I am trying to compare two files using a key and write to build one output file based on the conditions like, when a MATCH found, write the output from file-1 (col 1,59) and file-2 (29,09) content. When no match found, then write output from File-01 (col 1,59) along with '0000.0000'.
When I execute the aforementioned code, it has more millions of records in output even if I have input file records dint exceed few hundred thousand records. Looks like it has a lot of duplicate records build in the output file. When I include SUM FIELDS=NONE and eliminate spaces ' ' in column 1 to 59 to ignore duplicate and invalid records, I am getting the desired output.
I really don't understand what was an issue behind this much millions of records in output file. Any expertise advise would help. Thanks in advance.

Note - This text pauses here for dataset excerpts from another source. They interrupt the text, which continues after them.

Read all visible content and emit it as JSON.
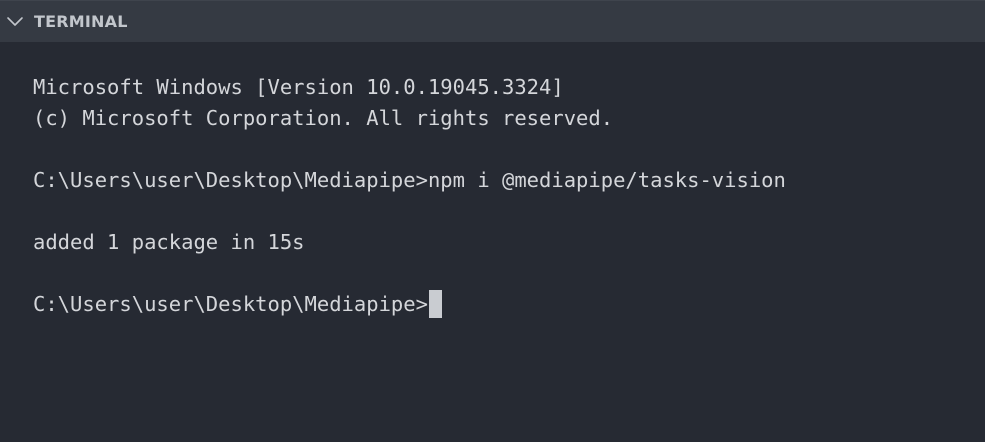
{
  "panel": {
    "title": "TERMINAL",
    "collapse_icon": "chevron-down-icon"
  },
  "terminal": {
    "lines": [
      "Microsoft Windows [Version 10.0.19045.3324]",
      "(c) Microsoft Corporation. All rights reserved.",
      "C:\\Users\\user\\Desktop\\Mediapipe>npm i @mediapipe/tasks-vision",
      "added 1 package in 15s"
    ],
    "prompt": "C:\\Users\\user\\Desktop\\Mediapipe>"
  },
  "colors": {
    "background": "#262a33",
    "header_background": "#353a43",
    "text": "#d4d6da",
    "header_text": "#c2c6cc",
    "cursor": "#c9ccd1"
  }
}
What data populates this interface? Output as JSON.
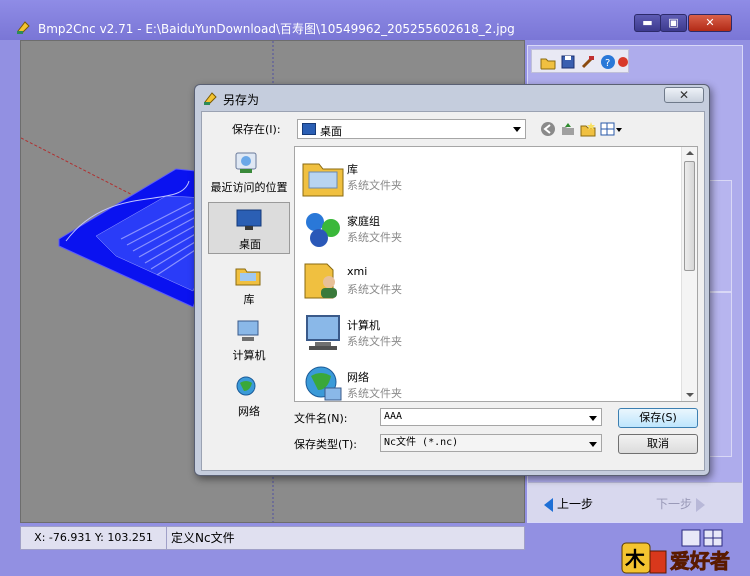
{
  "app": {
    "title": "Bmp2Cnc v2.71 - E:\\BaiduYunDownload\\百寿图\\10549962_205255602618_2.jpg",
    "window_buttons": {
      "minimize": "▬",
      "maximize": "▣",
      "close": "✕"
    }
  },
  "status": {
    "coords": "X: -76.931  Y: 103.251",
    "message": "定义Nc文件"
  },
  "right_panel": {
    "prev": "上一步",
    "next": "下一步",
    "tools": [
      "open-icon",
      "save-icon",
      "tool-icon",
      "help-icon",
      "close-icon"
    ]
  },
  "dialog": {
    "title": "另存为",
    "close": "✕",
    "save_in_label": "保存在(I):",
    "save_in_value": "桌面",
    "places": [
      {
        "label": "最近访问的位置",
        "icon": "recent-places-icon"
      },
      {
        "label": "桌面",
        "icon": "desktop-icon"
      },
      {
        "label": "库",
        "icon": "libraries-icon"
      },
      {
        "label": "计算机",
        "icon": "computer-icon"
      },
      {
        "label": "网络",
        "icon": "network-icon"
      }
    ],
    "files": [
      {
        "name": "库",
        "type": "系统文件夹",
        "icon": "libraries-icon"
      },
      {
        "name": "家庭组",
        "type": "系统文件夹",
        "icon": "homegroup-icon"
      },
      {
        "name": "xmi",
        "type": "系统文件夹",
        "icon": "user-folder-icon"
      },
      {
        "name": "计算机",
        "type": "系统文件夹",
        "icon": "computer-icon"
      },
      {
        "name": "网络",
        "type": "系统文件夹",
        "icon": "network-icon"
      }
    ],
    "filename_label": "文件名(N):",
    "filename_value": "AAA",
    "filetype_label": "保存类型(T):",
    "filetype_value": "Nc文件 (*.nc)",
    "save_button": "保存(S)",
    "cancel_button": "取消"
  },
  "watermark": {
    "text": "木工爱好者"
  },
  "colors": {
    "title_bar": "#7a76d6",
    "model_blue": "#0a12f0",
    "viewport_bg": "#8b8b8b",
    "accent": "#1e6fd6"
  }
}
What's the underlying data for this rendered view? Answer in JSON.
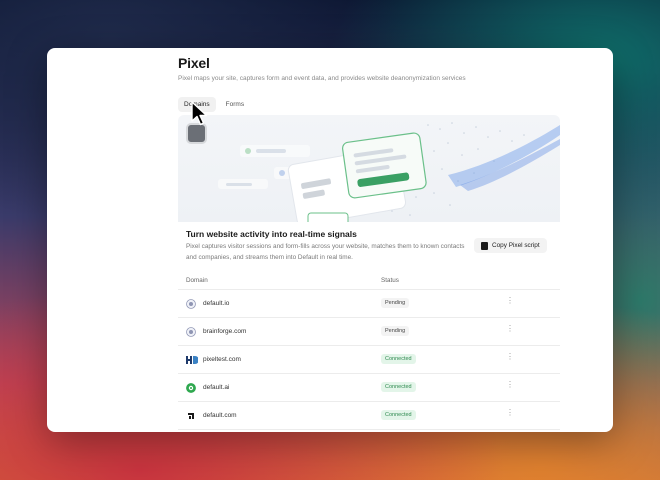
{
  "page": {
    "title": "Pixel",
    "subtitle": "Pixel maps your site, captures form and event data, and provides website deanonymization services"
  },
  "tabs": [
    {
      "label": "Domains",
      "active": true
    },
    {
      "label": "Forms",
      "active": false
    }
  ],
  "card": {
    "title": "Turn website activity into real-time signals",
    "description": "Pixel captures visitor sessions and form-fills across your website, matches them to known contacts and companies, and streams them into Default in real time.",
    "copy_button_label": "Copy Pixel script",
    "copy_icon": "clipboard-icon"
  },
  "table": {
    "headers": {
      "domain": "Domain",
      "status": "Status"
    },
    "rows": [
      {
        "domain": "default.io",
        "status": "Pending",
        "status_type": "pending",
        "icon": "globe-icon"
      },
      {
        "domain": "brainforge.com",
        "status": "Pending",
        "status_type": "pending",
        "icon": "globe-icon"
      },
      {
        "domain": "pixeltest.com",
        "status": "Connected",
        "status_type": "connected",
        "icon": "hd-logo-icon"
      },
      {
        "domain": "default.ai",
        "status": "Connected",
        "status_type": "connected",
        "icon": "green-logo-icon"
      },
      {
        "domain": "default.com",
        "status": "Connected",
        "status_type": "connected",
        "icon": "default-logo-icon"
      }
    ]
  },
  "colors": {
    "connected_bg": "#e3f5e9",
    "connected_text": "#2f8a50",
    "pending_bg": "#f3f3f3",
    "accent_green": "#3aa064"
  }
}
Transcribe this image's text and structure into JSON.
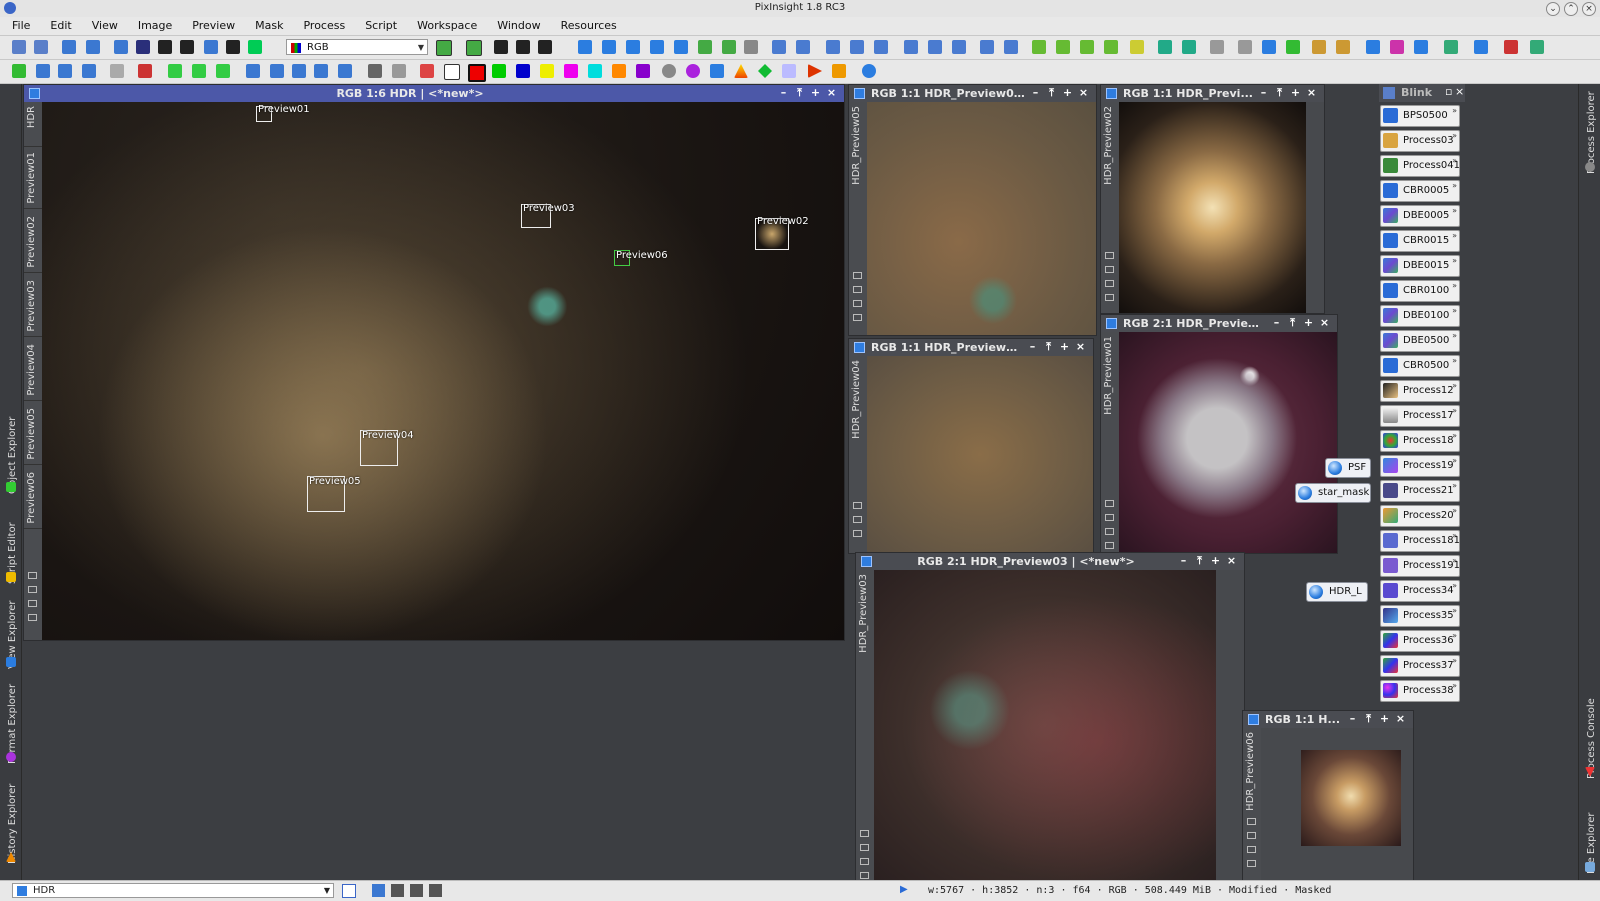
{
  "app": {
    "title": "PixInsight 1.8 RC3"
  },
  "menu": [
    "File",
    "Edit",
    "View",
    "Image",
    "Preview",
    "Mask",
    "Process",
    "Script",
    "Workspace",
    "Window",
    "Resources"
  ],
  "toolbar": {
    "channel_combo": "RGB"
  },
  "left_dock": [
    "Object Explorer",
    "Script Editor",
    "View Explorer",
    "Format Explorer",
    "History Explorer"
  ],
  "right_dock": [
    "Process Explorer",
    "Process Console",
    "File Explorer"
  ],
  "main_window": {
    "title": "RGB 1:6 HDR | <*new*>",
    "side_tabs": [
      "HDR",
      "Preview01",
      "Preview02",
      "Preview03",
      "Preview04",
      "Preview05",
      "Preview06"
    ],
    "previews": [
      "Preview01",
      "Preview02",
      "Preview03",
      "Preview04",
      "Preview05",
      "Preview06"
    ]
  },
  "windows": [
    {
      "title": "RGB 1:1 HDR_Preview05...",
      "side": "HDR_Preview05"
    },
    {
      "title": "RGB 1:1 HDR_Previ...",
      "side": "HDR_Preview02"
    },
    {
      "title": "RGB 1:1 HDR_Preview0...",
      "side": "HDR_Preview04"
    },
    {
      "title": "RGB 2:1 HDR_Preview...",
      "side": "HDR_Preview01"
    },
    {
      "title": "RGB 2:1 HDR_Preview03 | <*new*>",
      "side": "HDR_Preview03"
    },
    {
      "title": "RGB 1:1 H...",
      "side": "HDR_Preview06"
    }
  ],
  "blink": {
    "title": "Blink"
  },
  "icons": [
    "BPS0500",
    "Process03",
    "Process041",
    "CBR0005",
    "DBE0005",
    "CBR0015",
    "DBE0015",
    "CBR0100",
    "DBE0100",
    "DBE0500",
    "CBR0500",
    "Process12",
    "Process17",
    "Process18",
    "Process19",
    "Process21",
    "Process20",
    "Process181",
    "Process191",
    "Process34",
    "Process35",
    "Process36",
    "Process37",
    "Process38"
  ],
  "process_icons": {
    "psf": "PSF",
    "star_mask": "star_mask",
    "hdr_l": "HDR_L"
  },
  "status": {
    "view": "HDR",
    "info": "w:5767 · h:3852 · n:3 · f64 · RGB · 508.449 MiB · Modified · Masked"
  }
}
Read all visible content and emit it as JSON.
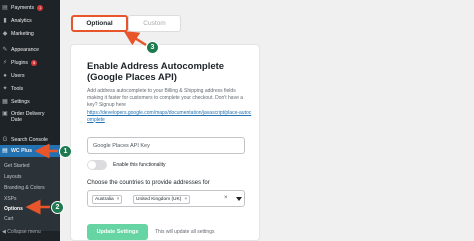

As a simple test, if you have 10 records in each file all having same key values then you'll get 100 records in the output i.e. 10 times more than what is in the input file(s). The more the number of identical key records, the more it gets multiplied (Cartesian product).
So, if you have thousands of records (where duplicates can happen) then, it's no surprise to expect millions in the output.
2) JOIN the records on combined keys, including just assigned unique ID as key part. If the number of records with the same original key in one file is greater than in another file, they will not match because of non-matching assigned unique ID.
The details of implementation must be obvious. If not, then:
1) RTFM
2) GOTO beginners forum